A central fotovoltaica da Amareleja entrou em funcionamento em 2008. Traduziu-se num investimento de 237,4 M€ para uma produção anual de 93000MWh (potência nominal de 46,4 MW). Para um prazo de amortização de 25 anos e uma taxa de juro de 5%/ano, o custo de capital é de 0,181€/kwh.
A central fotovoltaica de Alcoutim vai entrar em funcionamento em 2019. consiste num investimento de 200 M€ para uma produção anual de 383000 MWh (potência nominal de 220MW). Mantendo um prazo de amortização de 25 anos e uma taxa de juro de 5%/ano, o custo de capital é de 0,037€/kwh.
No espaço de 11 anos, o custo de capital (que representa aproximadamente 90% do custo total), reduziu-se em 80% o que traduz uma redução para metade a cada 5 anos.
A esta taxa de progressão, daqui a 10 anos, entre as 9h e as 17h, só haverá produção fotovoltaica.

O funcionamento de uma célula electro-solar.
Esta explicação é só para verem como a tecnologia tem potencial para melhorar.
Neste momento, faz-se um "monocristal" de silício que se corta em fatias com 0,50mm da mesma forma que se faz para os processadores e memorias dos computadores. A diferença é que se vai transformar toda a fatia num só díodo na horizontal.
Usa-se o Silício como "base" dos processadores, memorias e células solares por ser semicondutor, isto é, nem é isolante nem condutor.
O Silício tem 4 electrões na orbital exterior sendo que, quando é "contaminado" de um lado da chapa com  Fósforo passa a existir geometricamente  um electrão a mais. Se do outro lado existirem átomos de Boro, em termos geométricos haverá um electrão a menos (um buraco). Estando os dois "materiais" em contacto, os electrões a mais vão migrar para os buracos criando um "desequilíbrio" eléctrico, positivo do lado do Fósforo, lado n, e negativa do lado do Boro, lado p, criando-se a barreira de depleção. Como o Silício é apenas semicondutor, esse campo eléctrico não se anula.
Quando a Luz atinge um átomo de Silício da barreira e lhe retira um electrão, o desequilíbrio eléctrico atira o electrão para o lado do Fósforo e o "buraco" para o lado do Boro, afastando-se da barreira. Depois, o electrão do lado do Fósforo só consegue atravessar a barreira de volta ao Boro se a tensão for superior a 0,58 volts.
Fazendo uma ligação externa (entre o lado n e o lado p), o electrão vai sair do lado n e "caminhar" até ao lado p, criando-se uma corrente eléctrica com uma voltagem na ordem dos 0,5 volts.
Quando mais luz houver, mais electrões existem em circulação mas a tensão mantém-se sempre a mesma.

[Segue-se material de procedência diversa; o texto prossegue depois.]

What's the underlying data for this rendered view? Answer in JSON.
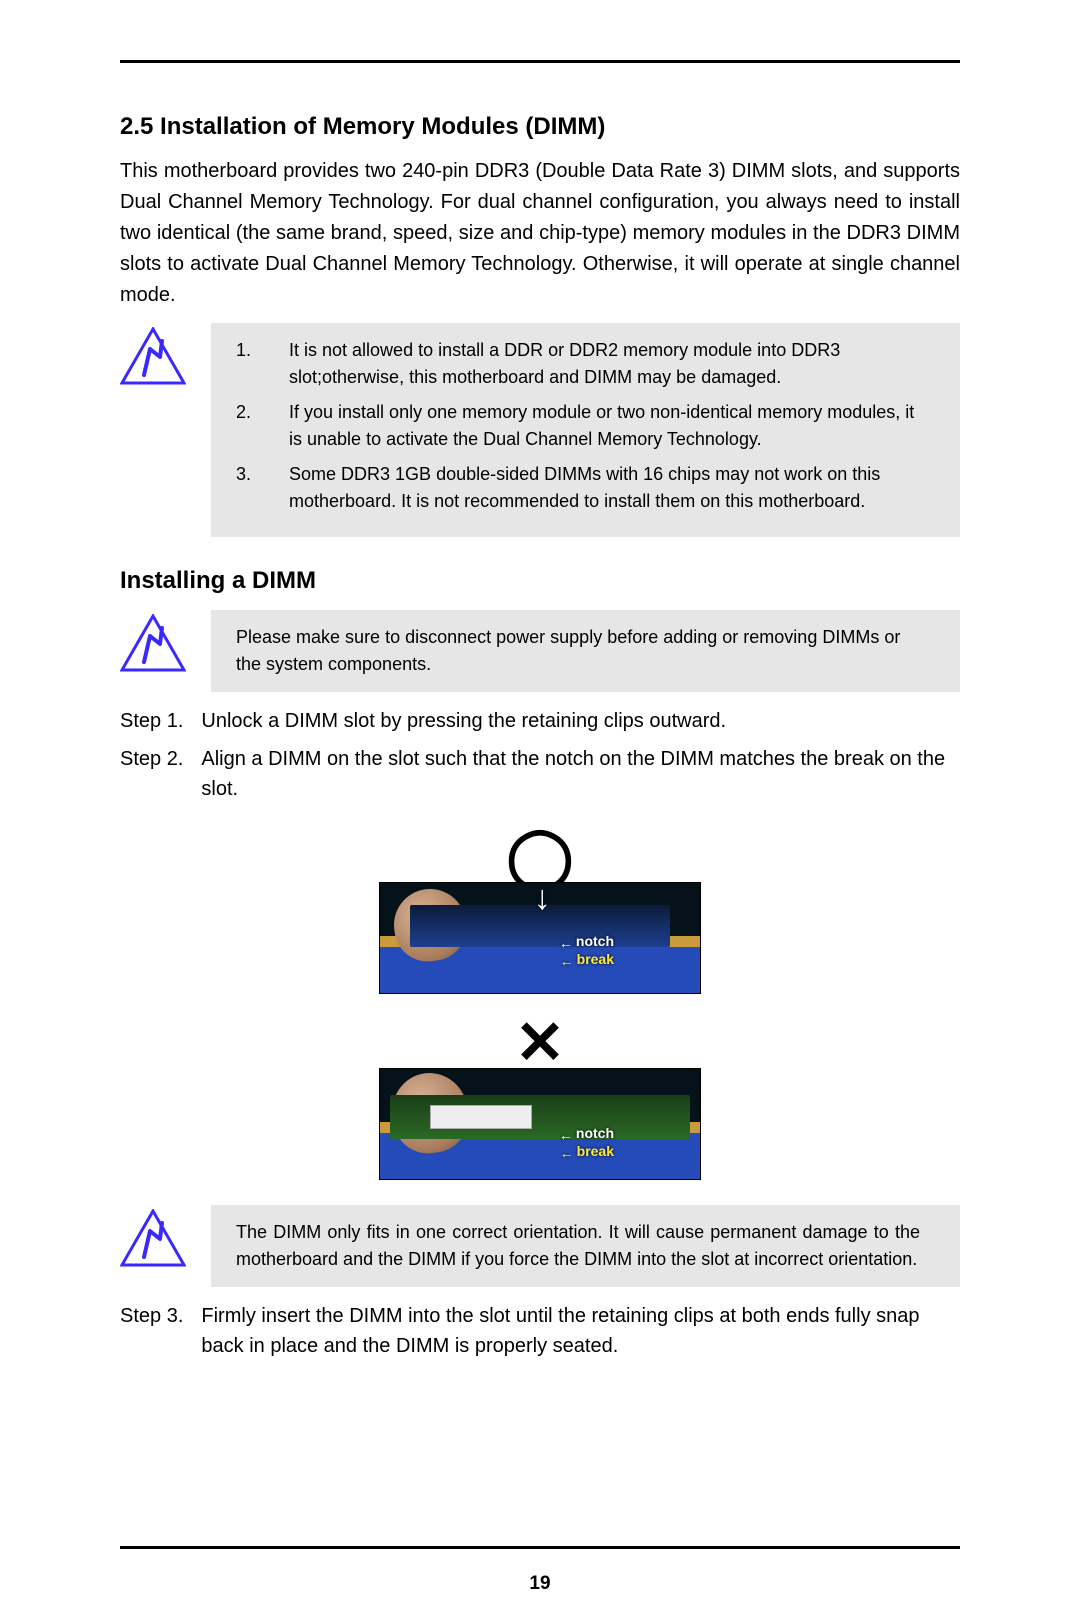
{
  "section_heading": "2.5  Installation of Memory Modules (DIMM)",
  "intro": "This motherboard provides two 240-pin DDR3 (Double Data Rate 3) DIMM slots, and supports Dual Channel Memory Technology. For dual channel configuration, you always need to install two identical (the same brand, speed, size and chip-type) memory modules in the DDR3 DIMM slots to activate Dual Channel Memory Technology. Otherwise, it will operate at single channel mode.",
  "notice1": {
    "items": [
      {
        "num": "1.",
        "text": "It is not allowed to install a DDR or DDR2 memory module into DDR3 slot;otherwise, this motherboard and DIMM may be damaged."
      },
      {
        "num": "2.",
        "text": "If you install only one memory module or two non-identical memory modules, it is unable to activate the Dual Channel Memory Technology."
      },
      {
        "num": "3.",
        "text": "Some DDR3 1GB double-sided DIMMs with 16 chips may not work on this motherboard. It is not recommended to install them on this motherboard."
      }
    ]
  },
  "sub_heading": "Installing a DIMM",
  "notice2": "Please make sure to disconnect power supply before adding or removing DIMMs or the system components.",
  "steps_a": [
    {
      "label": "Step 1.",
      "text": "Unlock a DIMM slot by pressing the retaining clips outward."
    },
    {
      "label": "Step 2.",
      "text": "Align a DIMM on the slot such that the notch on the DIMM matches the break on the slot."
    }
  ],
  "figure": {
    "correct_mark": "◯",
    "wrong_mark": "✕",
    "label_notch_prefix": "←",
    "label_notch": "notch",
    "label_break_prefix": "←",
    "label_break": "break",
    "down_arrow": "↓"
  },
  "notice3": "The DIMM only fits in one correct orientation. It will cause permanent damage to the motherboard and the DIMM if you force the DIMM into the slot at incorrect orientation.",
  "steps_b": [
    {
      "label": "Step 3.",
      "text": "Firmly insert the DIMM into the slot until the retaining clips at both ends fully snap back in place and the DIMM is properly seated."
    }
  ],
  "page_number": "19"
}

Fig. 1 - Esquema de uma célula foto-voltaica. Na barreira de depleção, um electrão do Fósforo vai-se juntar ao Boro criando uma barreira eléctrica.

Actualmente, uma célula fotovoltaica tem 0,25mm mas, em termos físicos, 0,0001mm são mais do que suficientes (i.e., 100 nm).
Agora imaginemos que se inventa um processo que permita criar esse cristal de silício extremamente fino a um baixo custo. Neste caso, imediatamente, tudo o que conhecemos em termos de energia passará a ser história.

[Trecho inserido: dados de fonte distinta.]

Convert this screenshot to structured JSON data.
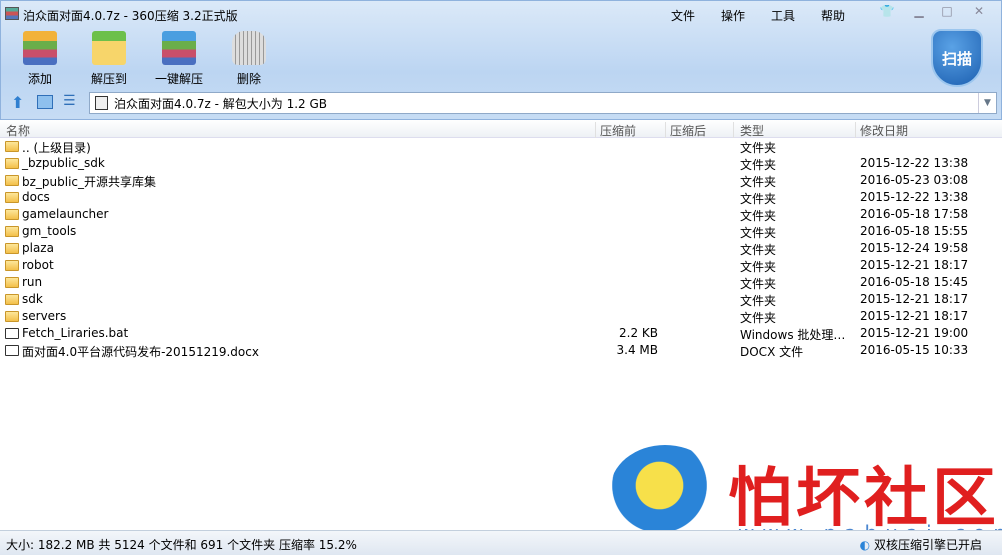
{
  "title": "泊众面对面4.0.7z - 360压缩 3.2正式版",
  "menu": [
    "文件",
    "操作",
    "工具",
    "帮助"
  ],
  "toolbar": [
    {
      "label": "添加"
    },
    {
      "label": "解压到"
    },
    {
      "label": "一键解压"
    },
    {
      "label": "删除"
    }
  ],
  "scan_label": "扫描",
  "path": "泊众面对面4.0.7z - 解包大小为 1.2 GB",
  "columns": [
    "名称",
    "压缩前",
    "压缩后",
    "类型",
    "修改日期"
  ],
  "rows": [
    {
      "name": ".. (上级目录)",
      "size": "",
      "packed": "",
      "type": "文件夹",
      "date": "",
      "icon": "folder"
    },
    {
      "name": "_bzpublic_sdk",
      "size": "",
      "packed": "",
      "type": "文件夹",
      "date": "2015-12-22 13:38",
      "icon": "folder"
    },
    {
      "name": "bz_public_开源共享库集",
      "size": "",
      "packed": "",
      "type": "文件夹",
      "date": "2016-05-23 03:08",
      "icon": "folder"
    },
    {
      "name": "docs",
      "size": "",
      "packed": "",
      "type": "文件夹",
      "date": "2015-12-22 13:38",
      "icon": "folder"
    },
    {
      "name": "gamelauncher",
      "size": "",
      "packed": "",
      "type": "文件夹",
      "date": "2016-05-18 17:58",
      "icon": "folder"
    },
    {
      "name": "gm_tools",
      "size": "",
      "packed": "",
      "type": "文件夹",
      "date": "2016-05-18 15:55",
      "icon": "folder"
    },
    {
      "name": "plaza",
      "size": "",
      "packed": "",
      "type": "文件夹",
      "date": "2015-12-24 19:58",
      "icon": "folder"
    },
    {
      "name": "robot",
      "size": "",
      "packed": "",
      "type": "文件夹",
      "date": "2015-12-21 18:17",
      "icon": "folder"
    },
    {
      "name": "run",
      "size": "",
      "packed": "",
      "type": "文件夹",
      "date": "2016-05-18 15:45",
      "icon": "folder"
    },
    {
      "name": "sdk",
      "size": "",
      "packed": "",
      "type": "文件夹",
      "date": "2015-12-21 18:17",
      "icon": "folder"
    },
    {
      "name": "servers",
      "size": "",
      "packed": "",
      "type": "文件夹",
      "date": "2015-12-21 18:17",
      "icon": "folder"
    },
    {
      "name": "Fetch_Liraries.bat",
      "size": "2.2 KB",
      "packed": "",
      "type": "Windows 批处理…",
      "date": "2015-12-21 19:00",
      "icon": "file"
    },
    {
      "name": "面对面4.0平台源代码发布-20151219.docx",
      "size": "3.4 MB",
      "packed": "",
      "type": "DOCX 文件",
      "date": "2016-05-15 10:33",
      "icon": "file"
    }
  ],
  "status": "大小: 182.2 MB 共 5124 个文件和 691 个文件夹 压缩率 15.2%",
  "engine": "双核压缩引擎已开启",
  "watermark": {
    "name": "怕坏社区",
    "url": "www.pahuai.com"
  }
}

E essa coisa da "fusão nuclear".
É dinheiro deitado fora pois essa tecnologia nunca verá a luz do dia.

E quantas horas de sol há por dia?
Em média, num sítio concreto, no máximo são 10 horas por dia pois temos que descontar a primeira e a última hora do dia por a luminosidade ser fraca. A duração do dia varia com a evolução do ano sendo, em Portugal, no máximo de 14h30 e no mínimo de 9h30.
Temos ainda que retirar os dias nublados.
Mas, se houver uma ligação entre regiões com latitudes distantes, o período em que há luz do sol aumenta. Por exemplo, em Paris, quando o Sol nasce já nasceu no leste da Turquia há 2h40 e na Coreia do Sul há 8h.
Com 12000km é possível ligar Portugal à Coreia do sul e, com uma linha suplementar de 7000km, ligar a rede europeia à Norte Americana.
Assim, se a electricidade com origem solar se tornar muito barata, uma ligação trans-continental entre a Europa e a América do Norte vai permitir cobrir o consumo de electricidade durante todas as 24h do dia.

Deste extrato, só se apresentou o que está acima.